Crypto assets, which are known as a highly volatile asset class overall, have plummeted in recent weeks, with bitcoin, the largest cryptocurrency, down over 50% from its November highs. Matt Hougan, CIO of Bitwise, and David Lawant, director of research for Bitwise, addressed the recent pullback in the crypto markets in a white paper.
The main driver of weakening crypto sentiment they feel is the change in investor behavior from risk-on investing to a risk-off one, in which investors shy away from higher risk allocations in favor of more defensive and reliably performing ones, as investors and advisors begin hedging for tightening monetary policy from the Fed.
It’s a shift that has been seen impacting many sectors, including tech, with the Nasdaq Composite down more than 10% from November highs. Current market sentiment and behavior is what was seen in the fourth quarter of 2018 when fears of Fed hawkishness sent investors scrambling. At the time, the Nasdaq Composite dropped 18% in a quarter and bitcoin dropped over 44%.
“Q4 2018 is instructive because it reminds us of two things: 1) Crypto’s negative and high-beta reaction to a risk-off market shift is normal; and 2) as long as the fundamentals remain intact, this too shall pass. After all, crypto bottomed in Q4 2018 and proceeded to enter a multi-year bull market, running up more than 2,000%,” the authors wrote, though they cautioned that past performance does not guarantee future results.
Bitwise feels that the fundaments of crypto remain strong, despite weakening sentiment. Last year, there was a record amount of venture capital invested into crypto startups ($30 billion), a record number of developers working in crypto, record numbers of users of crypto applications, record institutional adoption, record activity in public markets, and a broadening of addressable markets within crypto beyond just cryptocurrencies.
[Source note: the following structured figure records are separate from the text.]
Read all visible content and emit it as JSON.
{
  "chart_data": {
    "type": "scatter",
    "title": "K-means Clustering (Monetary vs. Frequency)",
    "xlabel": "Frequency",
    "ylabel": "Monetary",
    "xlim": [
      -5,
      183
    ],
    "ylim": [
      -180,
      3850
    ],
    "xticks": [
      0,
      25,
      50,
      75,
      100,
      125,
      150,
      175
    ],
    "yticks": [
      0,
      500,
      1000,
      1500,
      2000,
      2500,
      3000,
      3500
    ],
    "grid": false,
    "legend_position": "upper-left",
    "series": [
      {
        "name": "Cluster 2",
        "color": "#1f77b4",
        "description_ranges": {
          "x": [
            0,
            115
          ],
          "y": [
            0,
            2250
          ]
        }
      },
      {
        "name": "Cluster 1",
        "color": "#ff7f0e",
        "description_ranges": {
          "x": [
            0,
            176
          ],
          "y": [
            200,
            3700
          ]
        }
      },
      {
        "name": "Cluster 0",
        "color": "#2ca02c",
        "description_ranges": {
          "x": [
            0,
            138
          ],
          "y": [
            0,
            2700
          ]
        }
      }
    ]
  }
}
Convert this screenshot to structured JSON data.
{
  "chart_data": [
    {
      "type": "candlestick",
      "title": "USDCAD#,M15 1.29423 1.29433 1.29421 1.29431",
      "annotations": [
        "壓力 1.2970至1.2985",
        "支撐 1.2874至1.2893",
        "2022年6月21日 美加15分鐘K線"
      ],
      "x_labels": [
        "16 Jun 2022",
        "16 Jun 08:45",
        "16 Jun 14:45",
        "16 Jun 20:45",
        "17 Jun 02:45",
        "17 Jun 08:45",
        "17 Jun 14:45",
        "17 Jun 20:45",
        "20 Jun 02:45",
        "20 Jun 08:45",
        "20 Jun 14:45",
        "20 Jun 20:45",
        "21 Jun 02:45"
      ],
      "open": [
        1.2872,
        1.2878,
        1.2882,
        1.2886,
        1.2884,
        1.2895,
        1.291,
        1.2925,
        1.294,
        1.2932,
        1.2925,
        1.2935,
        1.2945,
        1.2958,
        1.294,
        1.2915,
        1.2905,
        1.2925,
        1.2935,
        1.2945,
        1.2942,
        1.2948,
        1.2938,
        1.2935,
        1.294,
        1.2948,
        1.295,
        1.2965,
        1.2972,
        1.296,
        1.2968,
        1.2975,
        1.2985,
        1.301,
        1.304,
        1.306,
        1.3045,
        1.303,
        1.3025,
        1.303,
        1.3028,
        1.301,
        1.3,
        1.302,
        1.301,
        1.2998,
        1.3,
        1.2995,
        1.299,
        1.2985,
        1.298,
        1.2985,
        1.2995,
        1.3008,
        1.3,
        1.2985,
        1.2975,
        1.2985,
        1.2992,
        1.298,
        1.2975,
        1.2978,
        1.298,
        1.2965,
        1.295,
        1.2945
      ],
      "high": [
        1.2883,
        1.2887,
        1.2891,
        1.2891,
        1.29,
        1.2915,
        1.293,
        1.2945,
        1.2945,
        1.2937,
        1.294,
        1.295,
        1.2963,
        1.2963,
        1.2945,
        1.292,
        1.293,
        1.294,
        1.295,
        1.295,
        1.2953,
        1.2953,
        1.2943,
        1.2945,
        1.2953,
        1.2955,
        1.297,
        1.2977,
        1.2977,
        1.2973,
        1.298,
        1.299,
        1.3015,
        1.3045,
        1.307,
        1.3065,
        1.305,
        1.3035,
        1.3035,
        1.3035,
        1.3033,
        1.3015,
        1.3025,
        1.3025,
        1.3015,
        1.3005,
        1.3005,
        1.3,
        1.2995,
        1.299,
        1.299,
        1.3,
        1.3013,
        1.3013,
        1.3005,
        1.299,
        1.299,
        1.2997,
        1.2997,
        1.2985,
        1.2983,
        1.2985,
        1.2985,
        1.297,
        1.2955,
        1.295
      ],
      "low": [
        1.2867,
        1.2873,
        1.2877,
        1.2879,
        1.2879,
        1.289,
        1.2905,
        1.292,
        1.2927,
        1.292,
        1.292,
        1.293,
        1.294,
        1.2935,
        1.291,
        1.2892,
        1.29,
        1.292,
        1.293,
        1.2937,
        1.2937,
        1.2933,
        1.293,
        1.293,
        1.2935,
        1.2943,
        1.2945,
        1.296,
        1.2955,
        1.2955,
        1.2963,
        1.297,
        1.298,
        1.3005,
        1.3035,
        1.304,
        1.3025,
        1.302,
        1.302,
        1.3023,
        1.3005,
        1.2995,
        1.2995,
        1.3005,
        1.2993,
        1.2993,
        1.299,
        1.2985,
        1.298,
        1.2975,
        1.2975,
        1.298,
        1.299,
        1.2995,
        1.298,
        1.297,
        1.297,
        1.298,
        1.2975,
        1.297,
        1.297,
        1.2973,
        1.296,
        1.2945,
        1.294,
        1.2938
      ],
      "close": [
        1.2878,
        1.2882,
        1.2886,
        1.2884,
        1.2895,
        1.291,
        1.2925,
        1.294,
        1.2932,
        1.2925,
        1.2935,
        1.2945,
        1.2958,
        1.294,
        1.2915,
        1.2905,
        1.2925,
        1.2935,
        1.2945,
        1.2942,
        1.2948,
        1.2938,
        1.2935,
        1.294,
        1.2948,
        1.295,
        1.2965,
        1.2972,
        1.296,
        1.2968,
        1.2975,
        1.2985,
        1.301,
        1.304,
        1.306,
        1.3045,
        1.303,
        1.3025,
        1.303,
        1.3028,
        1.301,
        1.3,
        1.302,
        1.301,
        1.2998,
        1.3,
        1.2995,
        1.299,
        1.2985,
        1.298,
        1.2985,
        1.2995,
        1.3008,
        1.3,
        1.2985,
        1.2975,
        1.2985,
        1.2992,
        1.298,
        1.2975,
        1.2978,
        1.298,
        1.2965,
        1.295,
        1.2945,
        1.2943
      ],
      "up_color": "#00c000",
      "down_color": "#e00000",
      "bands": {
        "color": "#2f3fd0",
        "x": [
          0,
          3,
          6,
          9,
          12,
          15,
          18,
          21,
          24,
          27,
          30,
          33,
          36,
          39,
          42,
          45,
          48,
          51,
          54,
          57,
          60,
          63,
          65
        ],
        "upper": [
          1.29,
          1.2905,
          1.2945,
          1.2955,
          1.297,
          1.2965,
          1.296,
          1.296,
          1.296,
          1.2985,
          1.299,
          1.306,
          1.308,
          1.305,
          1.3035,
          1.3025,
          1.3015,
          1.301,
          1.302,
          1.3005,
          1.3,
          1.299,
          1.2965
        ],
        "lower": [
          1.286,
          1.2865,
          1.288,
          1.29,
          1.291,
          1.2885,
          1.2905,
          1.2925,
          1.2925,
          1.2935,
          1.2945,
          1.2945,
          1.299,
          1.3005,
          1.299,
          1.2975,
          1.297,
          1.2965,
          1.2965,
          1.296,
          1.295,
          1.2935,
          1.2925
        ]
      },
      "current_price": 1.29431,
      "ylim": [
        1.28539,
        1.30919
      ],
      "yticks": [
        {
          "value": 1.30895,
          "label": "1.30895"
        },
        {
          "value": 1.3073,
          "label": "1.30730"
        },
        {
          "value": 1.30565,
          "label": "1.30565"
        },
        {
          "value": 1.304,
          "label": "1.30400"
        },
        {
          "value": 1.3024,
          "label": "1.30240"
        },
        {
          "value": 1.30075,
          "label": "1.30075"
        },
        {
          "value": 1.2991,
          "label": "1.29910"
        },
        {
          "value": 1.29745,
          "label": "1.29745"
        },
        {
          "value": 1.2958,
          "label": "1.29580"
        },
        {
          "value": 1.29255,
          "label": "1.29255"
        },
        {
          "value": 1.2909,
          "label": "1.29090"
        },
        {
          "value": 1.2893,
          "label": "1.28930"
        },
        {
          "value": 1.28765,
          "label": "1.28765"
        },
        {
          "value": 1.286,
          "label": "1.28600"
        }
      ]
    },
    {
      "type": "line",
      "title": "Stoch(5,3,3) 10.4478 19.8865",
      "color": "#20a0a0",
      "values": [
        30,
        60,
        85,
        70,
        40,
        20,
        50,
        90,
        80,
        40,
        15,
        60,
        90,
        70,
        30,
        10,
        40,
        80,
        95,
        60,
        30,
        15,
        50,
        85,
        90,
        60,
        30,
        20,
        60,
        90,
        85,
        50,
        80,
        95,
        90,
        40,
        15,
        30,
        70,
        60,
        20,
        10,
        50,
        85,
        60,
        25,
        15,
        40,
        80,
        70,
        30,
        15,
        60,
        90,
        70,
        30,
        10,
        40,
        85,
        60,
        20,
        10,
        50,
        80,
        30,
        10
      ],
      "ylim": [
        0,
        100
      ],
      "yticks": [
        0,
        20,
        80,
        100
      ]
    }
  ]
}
A Look Ahead for Crypto in 2022
Things that Bitwise will be looking for going forward in 2022 are any changes to rate hike expectations, which often send markets and crypto spiraling, as well as flow data into funding that would indicate negative sentiment towards the crypto ecosystem. The biggest needle-mover for crypto markets, however, will be the executive order potentially coming out next month from the Biden administration regarding crypto. The order supposedly will call for evaluation of risks and opportunities and place the White House at the center of crypto regulation.
“Fundamentals often don’t matter in the short term, but they usually dominate in the long run. While there is likely continued volatility ahead, the secular and fundamental tailwinds powering crypto are likely too strong to hold down the asset class over the long term,” wrote the authors. “We believe that, as it has so many times in the past, the market will find its bottom and continue to build.”